A couple of years ago I was asked to lead a University workshop on identity to help unite a diverse group of Latinx student organizations. This, I knew, would be no easy task, particularly in one-hour's time.
From my research, I knew that any useful discussion on the topic meant finding common ground, and so I borrowed a question from my research and asked the students to share two things: what do they identify as, and why?
It’s the why that is key.
Recognizing its contradictions, I personally use the term "Latinx" broadly because it articulates solidarity. In other words, my own “why” was the desire to recognize language, culture, and nationality, and to honor family and ancestors. Identity is historical memory, and memory is a process of contextualizing our personal experiences and our lives in a society where they are often dehumanized and marginalized.
Identity is our way of reminding ourselves that we are beautiful in a society that doesn’t validate us.
But the question that remains is, do we really need oppressive institutions to validate who we are? I say no, but I do think we should know the history of how events like Hispanic Heritage Month came to be and who was behind them.
Hispanic Heritage Month begins mid-September to acknowledge Latinx people in the U.S. and as I walk the halls of colleges and schools I see fliers where clip art of maracas and sombreros announce events with free “ethnic food."
This was probably not what Congressperson Edward R. Roybal, D-Los Angeles, intended when he authored legislation that would become the foundation of Hispanic Heritage Week in 1968. Roybal was a pro-labor Mexican politician who was the only Los Angeles city council member in 1960 to vote against a measure requiring “communists and other subversives” to register with the police.
That same year, he helped to organize the Mexican American Political Association and also demanded an apology from LAPD Police Chief William Parker for saying Latino people in East L.A. were “not too far removed from the wild tribes of the inner mountains of Mexico. I don’t think you can throw the genes out of the question when you discuss the behavior patterns of people."

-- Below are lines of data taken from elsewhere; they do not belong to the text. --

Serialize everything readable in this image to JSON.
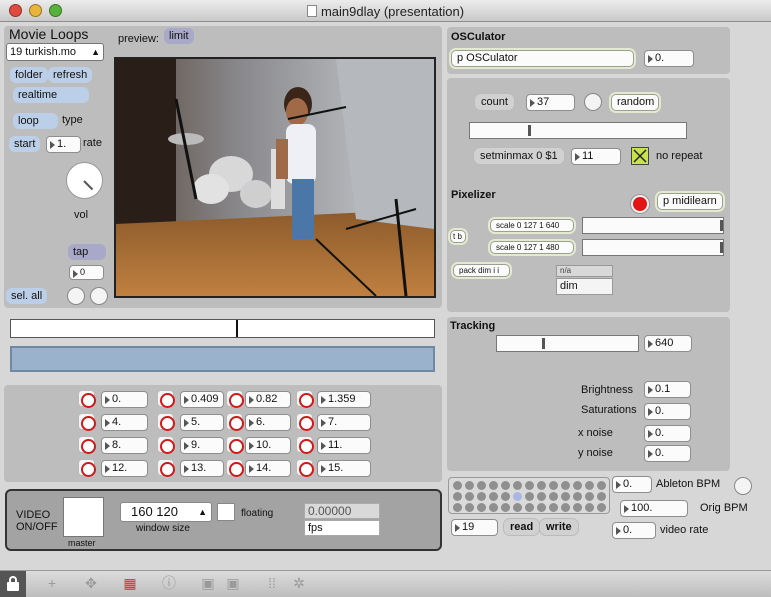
{
  "window": {
    "title": "main9dlay (presentation)"
  },
  "movie": {
    "title": "Movie Loops",
    "file": "19 turkish.mo",
    "folder": "folder",
    "refresh": "refresh",
    "realtime": "realtime",
    "loop": "loop",
    "type": "type",
    "start": "start",
    "rate_value": "1.",
    "rate": "rate",
    "vol": "vol",
    "tap": "tap",
    "tap_value": "0",
    "sel_all": "sel. all"
  },
  "preview": {
    "label": "preview:",
    "limit": "limit"
  },
  "grid": {
    "values": [
      "0.",
      "0.409",
      "0.82",
      "1.359",
      "4.",
      "5.",
      "6.",
      "7.",
      "8.",
      "9.",
      "10.",
      "11.",
      "12.",
      "13.",
      "14.",
      "15."
    ]
  },
  "video": {
    "label_line1": "VIDEO",
    "label_line2": "ON/OFF",
    "master": "master",
    "size": "160 120",
    "size_label": "window size",
    "floating": "floating",
    "fps_value": "0.00000",
    "fps": "fps"
  },
  "osc": {
    "title": "OSCulator",
    "obj": "p OSCulator",
    "value": "0."
  },
  "counter": {
    "count": "count",
    "count_value": "37",
    "random": "random",
    "slider_value": 0.27,
    "setminmax": "setminmax 0 $1",
    "max_value": "11",
    "norepeat": "no repeat"
  },
  "pixelizer": {
    "title": "Pixelizer",
    "midilearn": "p midilearn",
    "scale1": "scale 0 127 1 640",
    "scale2": "scale 0 127 1 480",
    "tb": "t b",
    "pack": "pack dim i i",
    "na": "n/a",
    "dim": "dim",
    "slider1": 1.0,
    "slider2": 1.0
  },
  "tracking": {
    "title": "Tracking",
    "value": "640",
    "slider_value": 0.32,
    "brightness": "Brightness",
    "brightness_value": "0.1",
    "saturations": "Saturations",
    "saturations_value": "0.",
    "xnoise": "x noise",
    "xnoise_value": "0.",
    "ynoise": "y noise",
    "ynoise_value": "0."
  },
  "bpm": {
    "ableton_value": "0.",
    "ableton": "Ableton BPM",
    "orig_value": "100.",
    "orig": "Orig BPM",
    "rate_value": "0.",
    "rate": "video rate",
    "pos_value": "19",
    "read": "read",
    "write": "write"
  },
  "colors": {
    "accent_red": "#d21818",
    "msg_blue": "#bccfe8"
  }
}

Later Congressperson Esteban E. Torres, D-Pico Rivera, proposed a bill to expand Hispanic Heritage week to a month. According to house.history.gov, Torres was born in a mining camp in Arizona in 1930. His father was deported when he was five and he never saw him again. He was raised by his mother and grandmother in East L.A.
In an interview, he recognized the strong role his mother and grandmother played in raising him to have a sense of cultural pride. “My mother and my grandmother were very strong women, very educated and very proud to be Mexicans."
Torres began his life in politics through his local branch of the United Auto Workers, and was later elected to the union’s leadership. Torres also founded the East Los Angeles Community Union and was involved with the Plaza de la Raza Cultural Center. When he was elected to office he proposed a bill in 1987 to expand Hispanic Heritage Week to a month, but his bill died in committee.
In 1988 President Ronald Reagan signed a bill authored by Illinois Senator Paul Simon, a Democrat, creating “Hispanic” Heritage Month, as we now know it. It’s important to understand Reagan’s endorsement in the context of his genocidal wars in Central America, and his support for “Papa Bush” to succeed him as president in elections that year.
The importance of our lives cannot and will not be contained to just one month out of the year where we are allowed to celebrate who we are. We must do that every day and remind ourselves, and each other, of our brilliance, but I wish to do so knowing our histories.
We must know our past so that we can better understand our present and fight for a better tomorrow for our children because what is stronger for me to know is not just what we are fighting against, but what we are fighting for.
I fight for our beauty and brilliance.
As a Xicana who also considers herself an educator of race and ethnic studies, the word “Hispanic” has always been a dirty word to me because the roots of it are within this context of a Reagan administration defining us in an effort to prevent us from defining ourselves.
So as I walk down the halls of colleges and universities and see fliers with maracas, or people announcing that ethnic food would be consumed at events, or how spicy we are, let’s remember our roots.
I am reminded of the struggle I come from, the same struggle that many before us have fought so that I could have more opportunities than previous generations and I proclaim not just this month, but everyday that it is my responsibility to fight for social justice for those who will come next.
We don’t need permission from the institutions to celebrate who we are or validate our lives and so today, I remember what Eduardo Galeano said once that I remind myself of everyday as I move through the world, "It's a system of power that is always deciding in the name of humanity who deserves to be remembered and who deserves to be forgotten … We are much more than we are told. We are much more beautiful."
Irene Monica Sanchez is a Xicana, mama, activist, danzante, artist, writer, poet, educator and Ph.D. Originally born and raised in East and Southeast L.A., she claims the Inland Empire of California as her home.